# Omega Tc2 Ss



## mealypied (Feb 3, 2012)

Hi everyone, I wonder if you could give me some advice please. My husband bought an Omega TC2 ss watch back in the early 70's, for the last 30+ years it's basically just been chucked in a drawer. It was working perfectly however the battery needs replacing now. It has its original strap and clasp (although I don't think we can locate the magnet) and is in really pretty good nick. He's now talking about selling it (perhaps on ebay) but we haven't a clue what sort of price we should be asking for it. Can anyone help please. Thanks everyone Sue x


----------



## Guest (Feb 3, 2012)

i think you need to see if the battery has leaked after 30 years, this would effect the value


----------



## mealypied (Feb 3, 2012)

Thanks Bruce, apparantly the batteries were taken out when they ran out all those years ago. I've ordered some more so hopefully all will be well. :yes:


----------



## stradacab (Nov 15, 2006)

357's but you'll need some spacers.

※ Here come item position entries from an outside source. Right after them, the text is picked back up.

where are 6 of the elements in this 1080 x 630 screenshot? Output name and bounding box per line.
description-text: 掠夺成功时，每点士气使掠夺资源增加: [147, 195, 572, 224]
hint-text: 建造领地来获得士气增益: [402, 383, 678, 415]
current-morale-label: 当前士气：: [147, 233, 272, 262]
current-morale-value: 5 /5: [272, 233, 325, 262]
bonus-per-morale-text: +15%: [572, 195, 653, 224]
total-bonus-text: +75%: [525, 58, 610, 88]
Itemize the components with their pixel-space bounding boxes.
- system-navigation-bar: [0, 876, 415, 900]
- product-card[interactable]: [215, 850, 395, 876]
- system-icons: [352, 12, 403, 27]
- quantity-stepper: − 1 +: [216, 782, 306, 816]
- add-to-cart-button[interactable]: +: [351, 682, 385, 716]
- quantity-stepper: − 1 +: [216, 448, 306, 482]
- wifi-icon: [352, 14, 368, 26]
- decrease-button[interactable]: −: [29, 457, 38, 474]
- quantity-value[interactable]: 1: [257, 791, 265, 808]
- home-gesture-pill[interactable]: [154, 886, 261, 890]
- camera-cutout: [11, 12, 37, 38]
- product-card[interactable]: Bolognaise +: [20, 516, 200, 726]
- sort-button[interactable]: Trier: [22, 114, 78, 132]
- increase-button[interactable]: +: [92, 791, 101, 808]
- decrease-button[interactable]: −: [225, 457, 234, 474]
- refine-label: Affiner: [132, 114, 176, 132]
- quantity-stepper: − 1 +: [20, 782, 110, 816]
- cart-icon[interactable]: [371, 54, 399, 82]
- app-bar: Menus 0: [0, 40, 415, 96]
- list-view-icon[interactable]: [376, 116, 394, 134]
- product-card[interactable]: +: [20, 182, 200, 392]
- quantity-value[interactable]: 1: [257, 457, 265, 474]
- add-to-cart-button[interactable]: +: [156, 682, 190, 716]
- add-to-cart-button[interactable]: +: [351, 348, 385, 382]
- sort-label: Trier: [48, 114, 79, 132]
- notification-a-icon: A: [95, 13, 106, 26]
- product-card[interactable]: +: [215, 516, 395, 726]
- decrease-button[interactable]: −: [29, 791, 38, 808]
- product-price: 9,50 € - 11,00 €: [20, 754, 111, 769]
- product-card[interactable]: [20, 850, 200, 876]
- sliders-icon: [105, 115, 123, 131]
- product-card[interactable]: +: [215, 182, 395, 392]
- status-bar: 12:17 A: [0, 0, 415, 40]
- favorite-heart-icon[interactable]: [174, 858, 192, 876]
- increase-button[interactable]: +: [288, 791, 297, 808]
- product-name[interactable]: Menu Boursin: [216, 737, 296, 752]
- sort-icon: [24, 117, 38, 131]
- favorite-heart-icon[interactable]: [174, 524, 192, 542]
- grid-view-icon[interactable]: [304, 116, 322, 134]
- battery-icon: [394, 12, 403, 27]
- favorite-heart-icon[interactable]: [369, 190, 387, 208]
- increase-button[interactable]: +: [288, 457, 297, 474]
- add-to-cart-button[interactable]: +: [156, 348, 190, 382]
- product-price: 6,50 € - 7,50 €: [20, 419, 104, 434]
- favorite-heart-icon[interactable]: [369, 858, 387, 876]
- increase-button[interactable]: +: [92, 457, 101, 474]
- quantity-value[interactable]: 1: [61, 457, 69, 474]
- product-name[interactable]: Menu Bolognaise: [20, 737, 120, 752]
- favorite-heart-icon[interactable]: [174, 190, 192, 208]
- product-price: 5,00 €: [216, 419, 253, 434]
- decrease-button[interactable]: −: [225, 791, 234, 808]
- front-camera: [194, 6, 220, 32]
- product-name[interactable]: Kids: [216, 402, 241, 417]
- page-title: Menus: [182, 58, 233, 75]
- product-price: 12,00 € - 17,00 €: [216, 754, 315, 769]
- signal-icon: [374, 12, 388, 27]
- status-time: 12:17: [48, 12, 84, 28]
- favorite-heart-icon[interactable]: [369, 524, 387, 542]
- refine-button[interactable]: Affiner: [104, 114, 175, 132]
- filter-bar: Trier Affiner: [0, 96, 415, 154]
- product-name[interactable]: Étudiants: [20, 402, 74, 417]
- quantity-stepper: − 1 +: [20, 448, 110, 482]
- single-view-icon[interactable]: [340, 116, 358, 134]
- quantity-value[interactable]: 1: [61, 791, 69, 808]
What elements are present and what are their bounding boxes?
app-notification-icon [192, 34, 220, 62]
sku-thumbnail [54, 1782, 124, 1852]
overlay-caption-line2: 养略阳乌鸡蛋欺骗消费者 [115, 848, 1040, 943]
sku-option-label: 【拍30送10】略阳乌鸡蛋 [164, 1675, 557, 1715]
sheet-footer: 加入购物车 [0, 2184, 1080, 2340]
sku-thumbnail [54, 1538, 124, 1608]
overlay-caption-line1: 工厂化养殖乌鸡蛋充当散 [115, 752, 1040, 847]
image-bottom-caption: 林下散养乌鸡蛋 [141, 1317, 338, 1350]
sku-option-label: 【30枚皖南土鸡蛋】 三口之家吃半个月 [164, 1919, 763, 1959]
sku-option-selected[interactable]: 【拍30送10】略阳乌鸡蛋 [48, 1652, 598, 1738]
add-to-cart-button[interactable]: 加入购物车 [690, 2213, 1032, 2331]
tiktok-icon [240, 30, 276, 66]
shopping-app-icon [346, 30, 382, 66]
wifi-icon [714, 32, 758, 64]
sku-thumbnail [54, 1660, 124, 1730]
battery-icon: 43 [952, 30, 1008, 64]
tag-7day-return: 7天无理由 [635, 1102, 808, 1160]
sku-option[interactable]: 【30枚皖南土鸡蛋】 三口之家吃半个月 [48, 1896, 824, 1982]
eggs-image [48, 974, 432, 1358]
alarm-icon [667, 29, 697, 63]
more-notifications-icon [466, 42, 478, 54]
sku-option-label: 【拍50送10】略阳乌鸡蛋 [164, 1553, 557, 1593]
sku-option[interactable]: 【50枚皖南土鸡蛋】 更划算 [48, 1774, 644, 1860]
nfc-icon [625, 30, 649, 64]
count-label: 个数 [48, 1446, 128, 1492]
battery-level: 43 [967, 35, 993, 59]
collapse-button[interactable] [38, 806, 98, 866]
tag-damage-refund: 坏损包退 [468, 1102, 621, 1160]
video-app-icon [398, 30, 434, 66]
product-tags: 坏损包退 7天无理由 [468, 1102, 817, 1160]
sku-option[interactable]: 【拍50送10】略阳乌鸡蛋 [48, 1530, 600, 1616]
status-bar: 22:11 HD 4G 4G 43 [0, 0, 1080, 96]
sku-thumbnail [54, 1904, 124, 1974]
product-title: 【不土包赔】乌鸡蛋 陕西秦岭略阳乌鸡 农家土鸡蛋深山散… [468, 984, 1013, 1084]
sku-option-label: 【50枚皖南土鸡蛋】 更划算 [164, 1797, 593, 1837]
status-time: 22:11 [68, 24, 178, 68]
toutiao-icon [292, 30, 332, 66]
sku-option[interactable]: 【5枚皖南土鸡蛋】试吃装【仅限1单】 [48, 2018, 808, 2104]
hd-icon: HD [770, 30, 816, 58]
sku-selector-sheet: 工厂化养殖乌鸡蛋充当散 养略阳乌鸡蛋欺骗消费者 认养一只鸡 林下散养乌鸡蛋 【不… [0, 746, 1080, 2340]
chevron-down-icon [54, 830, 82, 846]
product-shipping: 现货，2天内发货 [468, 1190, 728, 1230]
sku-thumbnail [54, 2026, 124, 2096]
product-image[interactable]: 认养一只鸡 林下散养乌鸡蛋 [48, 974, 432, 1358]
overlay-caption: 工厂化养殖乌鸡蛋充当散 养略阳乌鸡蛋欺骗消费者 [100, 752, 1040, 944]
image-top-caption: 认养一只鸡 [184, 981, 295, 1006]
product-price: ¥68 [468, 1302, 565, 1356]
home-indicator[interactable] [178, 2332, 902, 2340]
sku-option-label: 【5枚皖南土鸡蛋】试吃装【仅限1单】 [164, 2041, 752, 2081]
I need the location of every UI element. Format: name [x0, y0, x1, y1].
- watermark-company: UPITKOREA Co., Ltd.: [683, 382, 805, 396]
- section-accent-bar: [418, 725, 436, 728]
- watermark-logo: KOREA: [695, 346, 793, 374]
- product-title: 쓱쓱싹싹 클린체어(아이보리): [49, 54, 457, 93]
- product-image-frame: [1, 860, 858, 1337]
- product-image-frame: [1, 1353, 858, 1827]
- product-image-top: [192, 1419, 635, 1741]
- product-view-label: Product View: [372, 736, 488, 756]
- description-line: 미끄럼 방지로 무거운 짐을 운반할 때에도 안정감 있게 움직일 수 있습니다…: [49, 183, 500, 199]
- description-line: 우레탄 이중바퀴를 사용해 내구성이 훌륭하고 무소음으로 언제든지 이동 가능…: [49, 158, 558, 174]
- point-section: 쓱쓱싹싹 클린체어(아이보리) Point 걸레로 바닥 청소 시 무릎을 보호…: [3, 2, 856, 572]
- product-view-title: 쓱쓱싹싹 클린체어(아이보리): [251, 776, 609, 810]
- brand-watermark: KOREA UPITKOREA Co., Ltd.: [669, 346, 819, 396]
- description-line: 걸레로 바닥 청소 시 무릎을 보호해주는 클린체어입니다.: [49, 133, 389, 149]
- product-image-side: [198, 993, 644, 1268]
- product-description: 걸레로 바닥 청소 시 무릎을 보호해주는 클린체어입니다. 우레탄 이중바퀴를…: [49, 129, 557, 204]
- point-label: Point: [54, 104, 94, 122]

I have some here you can have.


----------



## mealypied (Feb 3, 2012)

Thank you so much, wish I'd seen your post first before I'd ordered them elsewhere. I was quite pleased though that I paid just over Â£6 for the pair including the spacers. I'llkeep you informed how it goes. Got to admit though I'm getting quite fond of the watch myself and will be a little bit sorry to see it go lol x


----------



## mealypied (Feb 3, 2012)

Batteries are in and the watch is working like a dream, thank you all for your advice. :notworthy: :yahoo:


----------